Being flexible is understanding that plans are guidelines, not a script.  The plans you made before the trip might not be the best (or even possible) when new data comes to light.  So we end up having to accept the change, and then find creative ways to deal with the situation.  Never assume a change in plans inevitably means your trip will suffer.  You could end up with a better trip in the end.  One year we were stranded by a snow storm up north.  I'm not a fan of snow, so wasn't too pleased.  Instead of brooding, however, we all ended up at a local ski resort, and I had a facial at the spa there.  It was the perfect cap off to the trip.

Being flexible is being willing to tolerate some level of discomfort.  This might be physical (sitting on hard benches) or mental (dealing with a crowd of people).  Those of us with MIs have a host of constraints and discomforts that others do not have.  Imagining that they won't crop up during travel is totally unrealistic.  So we have to find ways to deal.  The more creative and resourceful I am with my responses to discomfort, the more likely I am to find something I can tolerate, and occasionally something better than I would have had in the first place. My husband and I were walking through NYC one time, and I said we should get a taxi back to the hotel because I was getting a blister.  Next thing I know we are taking a pedicab through Times Square.  Thought we were gonna get mowed down by a real taxi, but still, it was some wild fun with a view I don't think I'll ever duplicate.
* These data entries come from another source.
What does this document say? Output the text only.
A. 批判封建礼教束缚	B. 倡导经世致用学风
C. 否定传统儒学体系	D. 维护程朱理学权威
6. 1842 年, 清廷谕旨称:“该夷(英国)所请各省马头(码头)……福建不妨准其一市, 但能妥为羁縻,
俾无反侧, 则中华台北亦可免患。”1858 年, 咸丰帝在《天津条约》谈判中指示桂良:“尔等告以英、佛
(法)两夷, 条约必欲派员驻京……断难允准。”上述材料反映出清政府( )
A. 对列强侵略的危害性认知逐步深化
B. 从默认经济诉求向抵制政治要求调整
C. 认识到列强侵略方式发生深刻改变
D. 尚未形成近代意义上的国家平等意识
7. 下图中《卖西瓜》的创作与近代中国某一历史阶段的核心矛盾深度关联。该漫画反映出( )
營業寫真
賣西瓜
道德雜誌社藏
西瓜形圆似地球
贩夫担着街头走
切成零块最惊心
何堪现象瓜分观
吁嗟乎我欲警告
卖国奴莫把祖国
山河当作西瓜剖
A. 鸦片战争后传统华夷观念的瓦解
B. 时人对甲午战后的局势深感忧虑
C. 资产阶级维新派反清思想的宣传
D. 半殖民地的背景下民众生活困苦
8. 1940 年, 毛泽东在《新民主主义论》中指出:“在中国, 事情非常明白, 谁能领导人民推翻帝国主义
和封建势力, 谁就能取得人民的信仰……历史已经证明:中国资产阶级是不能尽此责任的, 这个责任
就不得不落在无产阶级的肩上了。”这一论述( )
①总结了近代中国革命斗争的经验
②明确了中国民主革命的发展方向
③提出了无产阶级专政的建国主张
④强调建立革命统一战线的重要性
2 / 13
That was also an example of compromise, since I never would have gotten into that pedicab unless my spouse had really wanted the ride.  I was able to keep a handle on my anxieties, and take advantage of the little adventure.

Compromise isn't just with others, of course, it is with ourselves.  Sometimes I can't keep a handle on my fears, and end up missing out.  When a group of friends went on a guided tour of a volcano, I couldn't make myself go because I was (am) afraid of the poisonous gasses.  Hikes that include gas masks are generally not in my repertoire.  I do regret not having had the experience though.

So this takes more acceptance.  I need to focus on what I can do, not what I can't.

I like to think of it as evolution - adapting to become the organism that is best fit to the situation and environment.  The person on the train next to me wants to talk, and I want to write.  Well, I can put my headphones on, or I can choose to chat.  This time I'm choosing to chat a little.  Scary for me, but worth the discomfort to have the experience. 

Especially since now that we are south of Philly, I know I'll actually be getting home tonight :)  Well.  Probably.